I came across a proof in Isabelle/HOL that shows the Drinker's Principle. I do understand the entire proof; however, I do not understand very well the next proof case in the Drinker's Principle proof:
assume "∀x. drunk x"
then have "drunk a ⟶ (∀x. drunk x)" for a ..
then show ?thesis ..
Why does the proof also prove "drunk a ⟶ (∀x. drunk x)"? I think it is enough ∀x. drunk x to show ∃x. drunk x.
The entire proof as follows:
theorem Drinker's_Principle: "∃x. drunk x ⟶ (∀x. drunk x)"
proof cases
assume "∀x. drunk x"
then have "drunk a ⟶ (∀x. drunk x)" for a ..
then show ?thesis ..
next
assume "¬ (∀x. drunk x)"
then have "∃x. ¬ drunk x" by (rule de_Morgan)
then obtain a where "¬ drunk a" ..
have "drunk a ⟶ (∀x. drunk x)"
proof
assume "drunk a"
with ‹¬ drunk a› show "∀x. drunk x" by contradiction
qed
then show ?thesis ..
qed
I think it is enough ∀x. drunk x to show ∃x. drunk x.

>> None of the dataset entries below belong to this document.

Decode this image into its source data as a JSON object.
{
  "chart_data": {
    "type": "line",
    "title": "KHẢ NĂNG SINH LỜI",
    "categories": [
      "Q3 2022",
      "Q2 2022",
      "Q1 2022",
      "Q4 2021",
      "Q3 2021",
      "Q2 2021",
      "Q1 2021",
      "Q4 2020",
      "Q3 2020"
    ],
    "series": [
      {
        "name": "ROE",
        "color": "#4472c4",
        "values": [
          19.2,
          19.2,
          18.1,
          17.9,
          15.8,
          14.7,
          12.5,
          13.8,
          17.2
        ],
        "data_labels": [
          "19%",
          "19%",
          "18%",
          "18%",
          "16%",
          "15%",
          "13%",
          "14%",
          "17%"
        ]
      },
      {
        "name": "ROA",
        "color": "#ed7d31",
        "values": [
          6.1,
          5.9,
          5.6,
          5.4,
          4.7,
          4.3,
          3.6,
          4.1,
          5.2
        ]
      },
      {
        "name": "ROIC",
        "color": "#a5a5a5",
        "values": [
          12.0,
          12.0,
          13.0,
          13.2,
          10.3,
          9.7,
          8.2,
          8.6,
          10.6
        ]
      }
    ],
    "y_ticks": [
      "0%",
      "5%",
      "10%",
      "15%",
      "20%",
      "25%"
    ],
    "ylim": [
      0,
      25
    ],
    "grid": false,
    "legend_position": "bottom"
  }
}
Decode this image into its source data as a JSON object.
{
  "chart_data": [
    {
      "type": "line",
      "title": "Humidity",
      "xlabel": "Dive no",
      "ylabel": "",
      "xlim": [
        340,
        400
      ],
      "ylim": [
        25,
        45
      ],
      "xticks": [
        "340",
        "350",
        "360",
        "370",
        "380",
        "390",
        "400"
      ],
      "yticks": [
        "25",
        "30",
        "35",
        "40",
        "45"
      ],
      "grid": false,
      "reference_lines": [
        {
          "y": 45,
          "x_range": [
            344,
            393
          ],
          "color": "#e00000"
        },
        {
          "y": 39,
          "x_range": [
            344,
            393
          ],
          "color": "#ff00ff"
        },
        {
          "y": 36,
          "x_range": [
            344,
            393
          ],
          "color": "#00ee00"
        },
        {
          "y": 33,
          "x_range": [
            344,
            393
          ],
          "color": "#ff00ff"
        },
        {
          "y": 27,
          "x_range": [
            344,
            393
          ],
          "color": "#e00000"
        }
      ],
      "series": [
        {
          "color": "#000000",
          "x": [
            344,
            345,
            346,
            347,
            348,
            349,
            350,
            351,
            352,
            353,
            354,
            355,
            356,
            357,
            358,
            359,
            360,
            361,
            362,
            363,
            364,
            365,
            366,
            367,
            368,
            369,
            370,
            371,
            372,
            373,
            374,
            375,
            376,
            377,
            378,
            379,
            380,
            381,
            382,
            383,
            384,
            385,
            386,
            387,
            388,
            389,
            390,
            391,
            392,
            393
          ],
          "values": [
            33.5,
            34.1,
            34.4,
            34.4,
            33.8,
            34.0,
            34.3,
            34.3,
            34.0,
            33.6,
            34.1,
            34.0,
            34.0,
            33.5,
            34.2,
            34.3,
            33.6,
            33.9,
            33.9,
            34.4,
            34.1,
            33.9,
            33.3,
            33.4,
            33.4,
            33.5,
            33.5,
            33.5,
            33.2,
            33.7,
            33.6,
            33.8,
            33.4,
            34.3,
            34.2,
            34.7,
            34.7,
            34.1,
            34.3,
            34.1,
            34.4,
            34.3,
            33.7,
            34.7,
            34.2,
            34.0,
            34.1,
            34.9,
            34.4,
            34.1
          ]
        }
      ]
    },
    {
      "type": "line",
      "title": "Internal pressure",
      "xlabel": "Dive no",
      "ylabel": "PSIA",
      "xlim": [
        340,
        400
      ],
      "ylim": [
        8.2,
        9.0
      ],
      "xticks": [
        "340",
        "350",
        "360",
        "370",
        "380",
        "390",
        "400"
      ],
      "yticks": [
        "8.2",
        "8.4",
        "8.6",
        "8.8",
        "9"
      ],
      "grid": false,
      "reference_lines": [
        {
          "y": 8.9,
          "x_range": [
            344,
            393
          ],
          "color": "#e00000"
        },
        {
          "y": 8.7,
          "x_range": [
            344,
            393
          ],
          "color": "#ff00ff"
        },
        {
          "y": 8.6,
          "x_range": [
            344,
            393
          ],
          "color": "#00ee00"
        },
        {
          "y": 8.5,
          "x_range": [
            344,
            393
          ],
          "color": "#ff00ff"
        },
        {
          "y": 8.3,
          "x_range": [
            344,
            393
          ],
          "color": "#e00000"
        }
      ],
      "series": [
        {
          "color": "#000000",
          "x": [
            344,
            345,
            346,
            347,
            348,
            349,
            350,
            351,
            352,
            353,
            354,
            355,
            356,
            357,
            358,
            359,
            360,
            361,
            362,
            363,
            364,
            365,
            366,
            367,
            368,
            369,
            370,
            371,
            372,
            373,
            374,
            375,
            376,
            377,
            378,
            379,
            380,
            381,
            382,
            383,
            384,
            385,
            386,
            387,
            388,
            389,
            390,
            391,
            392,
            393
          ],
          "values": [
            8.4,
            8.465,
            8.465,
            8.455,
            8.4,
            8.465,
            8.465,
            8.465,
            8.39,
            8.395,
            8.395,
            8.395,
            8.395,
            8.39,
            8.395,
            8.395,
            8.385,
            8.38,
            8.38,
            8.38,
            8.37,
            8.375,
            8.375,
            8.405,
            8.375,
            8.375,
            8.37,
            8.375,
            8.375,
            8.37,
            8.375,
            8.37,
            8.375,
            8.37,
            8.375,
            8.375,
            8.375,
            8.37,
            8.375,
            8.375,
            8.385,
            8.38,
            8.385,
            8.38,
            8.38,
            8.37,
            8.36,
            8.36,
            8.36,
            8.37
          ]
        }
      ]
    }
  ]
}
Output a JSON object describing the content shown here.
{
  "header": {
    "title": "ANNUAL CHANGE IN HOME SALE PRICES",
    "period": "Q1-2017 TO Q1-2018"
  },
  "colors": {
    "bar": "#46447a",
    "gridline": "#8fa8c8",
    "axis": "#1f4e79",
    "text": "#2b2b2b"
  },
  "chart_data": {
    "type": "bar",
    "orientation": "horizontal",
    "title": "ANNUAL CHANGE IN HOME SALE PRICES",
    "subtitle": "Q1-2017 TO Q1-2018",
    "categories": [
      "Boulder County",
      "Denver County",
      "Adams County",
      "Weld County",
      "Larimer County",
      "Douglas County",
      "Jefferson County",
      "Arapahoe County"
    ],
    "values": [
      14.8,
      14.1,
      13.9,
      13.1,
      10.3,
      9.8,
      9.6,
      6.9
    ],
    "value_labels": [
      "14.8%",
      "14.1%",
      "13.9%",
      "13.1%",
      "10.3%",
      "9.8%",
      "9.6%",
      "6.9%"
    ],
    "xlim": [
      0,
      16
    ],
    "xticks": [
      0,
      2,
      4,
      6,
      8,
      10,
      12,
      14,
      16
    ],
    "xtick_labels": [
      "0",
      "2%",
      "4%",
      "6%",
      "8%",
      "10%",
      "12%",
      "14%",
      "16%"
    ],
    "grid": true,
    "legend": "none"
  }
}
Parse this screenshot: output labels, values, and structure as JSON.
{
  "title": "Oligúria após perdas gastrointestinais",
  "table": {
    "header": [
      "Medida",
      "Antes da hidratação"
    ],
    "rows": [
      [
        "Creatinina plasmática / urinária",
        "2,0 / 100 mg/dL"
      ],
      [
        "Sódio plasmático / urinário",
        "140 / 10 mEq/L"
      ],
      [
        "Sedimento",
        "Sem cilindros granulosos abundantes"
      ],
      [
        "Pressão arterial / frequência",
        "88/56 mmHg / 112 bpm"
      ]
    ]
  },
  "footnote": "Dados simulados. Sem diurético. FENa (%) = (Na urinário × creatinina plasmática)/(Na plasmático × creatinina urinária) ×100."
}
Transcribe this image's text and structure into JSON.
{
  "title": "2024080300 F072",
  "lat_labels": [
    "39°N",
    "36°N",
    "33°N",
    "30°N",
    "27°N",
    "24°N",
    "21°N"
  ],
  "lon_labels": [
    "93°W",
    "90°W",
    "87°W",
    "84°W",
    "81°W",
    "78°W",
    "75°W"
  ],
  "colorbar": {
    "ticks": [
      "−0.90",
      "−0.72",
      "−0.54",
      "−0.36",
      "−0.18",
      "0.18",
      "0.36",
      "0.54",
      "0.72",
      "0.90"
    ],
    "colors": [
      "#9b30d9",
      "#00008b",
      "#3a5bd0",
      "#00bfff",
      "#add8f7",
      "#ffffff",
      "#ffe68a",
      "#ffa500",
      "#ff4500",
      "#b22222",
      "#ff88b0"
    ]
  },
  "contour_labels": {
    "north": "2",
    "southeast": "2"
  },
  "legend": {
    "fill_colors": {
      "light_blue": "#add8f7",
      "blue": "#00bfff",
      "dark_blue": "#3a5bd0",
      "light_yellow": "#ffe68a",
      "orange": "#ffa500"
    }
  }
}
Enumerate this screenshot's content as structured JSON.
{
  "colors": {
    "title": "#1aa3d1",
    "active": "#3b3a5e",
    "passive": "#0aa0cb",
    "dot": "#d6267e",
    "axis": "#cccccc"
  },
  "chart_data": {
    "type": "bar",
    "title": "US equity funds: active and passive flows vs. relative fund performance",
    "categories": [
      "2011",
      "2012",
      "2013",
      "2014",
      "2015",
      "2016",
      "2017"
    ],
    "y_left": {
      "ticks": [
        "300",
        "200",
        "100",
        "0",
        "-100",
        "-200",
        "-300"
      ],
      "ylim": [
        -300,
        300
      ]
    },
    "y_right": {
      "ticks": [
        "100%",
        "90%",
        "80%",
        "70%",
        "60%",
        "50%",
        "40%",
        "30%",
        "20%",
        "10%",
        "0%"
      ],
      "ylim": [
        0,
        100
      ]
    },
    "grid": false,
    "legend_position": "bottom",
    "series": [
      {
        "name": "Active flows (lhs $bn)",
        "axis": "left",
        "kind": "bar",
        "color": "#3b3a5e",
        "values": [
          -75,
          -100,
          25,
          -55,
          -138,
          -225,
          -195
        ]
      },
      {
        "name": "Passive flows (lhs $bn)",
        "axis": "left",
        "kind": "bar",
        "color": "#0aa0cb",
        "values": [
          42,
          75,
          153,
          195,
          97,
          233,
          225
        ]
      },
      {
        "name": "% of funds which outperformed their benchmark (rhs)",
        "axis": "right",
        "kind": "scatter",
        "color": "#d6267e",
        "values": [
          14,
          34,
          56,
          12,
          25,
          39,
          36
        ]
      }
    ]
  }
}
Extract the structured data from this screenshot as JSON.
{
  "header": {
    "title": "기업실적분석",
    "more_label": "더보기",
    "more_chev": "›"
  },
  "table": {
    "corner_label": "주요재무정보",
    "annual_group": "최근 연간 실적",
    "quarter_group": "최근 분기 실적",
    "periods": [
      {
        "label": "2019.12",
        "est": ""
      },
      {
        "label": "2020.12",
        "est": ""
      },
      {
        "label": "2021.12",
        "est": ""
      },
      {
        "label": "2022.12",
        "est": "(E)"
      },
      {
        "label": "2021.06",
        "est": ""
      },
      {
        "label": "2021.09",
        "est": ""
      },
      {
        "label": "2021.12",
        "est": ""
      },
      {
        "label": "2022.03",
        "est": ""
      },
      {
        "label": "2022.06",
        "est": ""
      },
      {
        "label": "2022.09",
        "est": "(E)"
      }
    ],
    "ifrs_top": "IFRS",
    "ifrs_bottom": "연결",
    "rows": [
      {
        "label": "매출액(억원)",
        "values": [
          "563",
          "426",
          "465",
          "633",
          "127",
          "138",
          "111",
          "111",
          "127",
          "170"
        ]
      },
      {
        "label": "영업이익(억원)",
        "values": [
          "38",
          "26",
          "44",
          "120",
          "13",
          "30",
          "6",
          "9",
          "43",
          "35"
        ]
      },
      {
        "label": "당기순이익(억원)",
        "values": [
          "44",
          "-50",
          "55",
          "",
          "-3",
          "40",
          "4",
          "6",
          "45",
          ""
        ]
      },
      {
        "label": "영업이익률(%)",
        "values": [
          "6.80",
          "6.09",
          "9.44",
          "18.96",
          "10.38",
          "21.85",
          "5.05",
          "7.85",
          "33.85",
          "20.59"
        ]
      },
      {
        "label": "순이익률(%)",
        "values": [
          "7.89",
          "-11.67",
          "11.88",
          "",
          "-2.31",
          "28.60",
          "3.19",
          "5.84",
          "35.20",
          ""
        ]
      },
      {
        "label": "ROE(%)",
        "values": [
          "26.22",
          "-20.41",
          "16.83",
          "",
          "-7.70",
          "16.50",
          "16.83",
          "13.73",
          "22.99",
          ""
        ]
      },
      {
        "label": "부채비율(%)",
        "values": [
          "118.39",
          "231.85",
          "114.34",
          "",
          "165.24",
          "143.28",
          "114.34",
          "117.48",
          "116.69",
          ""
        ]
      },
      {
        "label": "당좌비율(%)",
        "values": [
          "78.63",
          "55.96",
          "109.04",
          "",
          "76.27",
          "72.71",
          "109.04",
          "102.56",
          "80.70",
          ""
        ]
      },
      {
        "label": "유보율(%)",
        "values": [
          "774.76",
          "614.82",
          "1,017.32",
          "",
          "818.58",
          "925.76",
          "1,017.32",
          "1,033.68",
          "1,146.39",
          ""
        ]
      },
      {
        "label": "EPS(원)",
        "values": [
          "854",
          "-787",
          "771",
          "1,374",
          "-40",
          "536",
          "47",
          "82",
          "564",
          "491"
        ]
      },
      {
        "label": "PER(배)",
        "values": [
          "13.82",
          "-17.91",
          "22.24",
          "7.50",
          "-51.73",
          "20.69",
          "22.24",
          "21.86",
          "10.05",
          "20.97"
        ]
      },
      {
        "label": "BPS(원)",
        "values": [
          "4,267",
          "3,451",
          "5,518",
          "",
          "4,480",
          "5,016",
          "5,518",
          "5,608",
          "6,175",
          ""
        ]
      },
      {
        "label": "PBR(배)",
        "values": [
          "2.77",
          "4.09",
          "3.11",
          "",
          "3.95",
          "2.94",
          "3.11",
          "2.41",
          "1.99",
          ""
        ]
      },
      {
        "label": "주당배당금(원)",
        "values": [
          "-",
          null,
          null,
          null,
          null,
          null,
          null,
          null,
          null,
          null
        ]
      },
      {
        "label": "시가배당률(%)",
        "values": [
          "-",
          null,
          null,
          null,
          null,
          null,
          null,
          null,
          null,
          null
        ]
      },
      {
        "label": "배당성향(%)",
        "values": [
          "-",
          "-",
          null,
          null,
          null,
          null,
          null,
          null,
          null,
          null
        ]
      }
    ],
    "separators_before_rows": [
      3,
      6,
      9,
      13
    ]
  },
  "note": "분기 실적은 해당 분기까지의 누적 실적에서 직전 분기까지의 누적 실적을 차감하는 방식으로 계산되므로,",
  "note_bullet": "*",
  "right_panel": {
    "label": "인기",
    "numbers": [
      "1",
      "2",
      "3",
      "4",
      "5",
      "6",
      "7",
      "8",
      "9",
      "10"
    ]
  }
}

That's what we are actually doing: the for a at the end of the the statement
then have "drunk a ⟶ (∀x. drunk x)" for a ..
is Isar's way of saying that there is a witness a of "drunk a ⟶ (∀x. drunk x)". The next line of the proof then uses this to prove the version of the statement with the existential premise.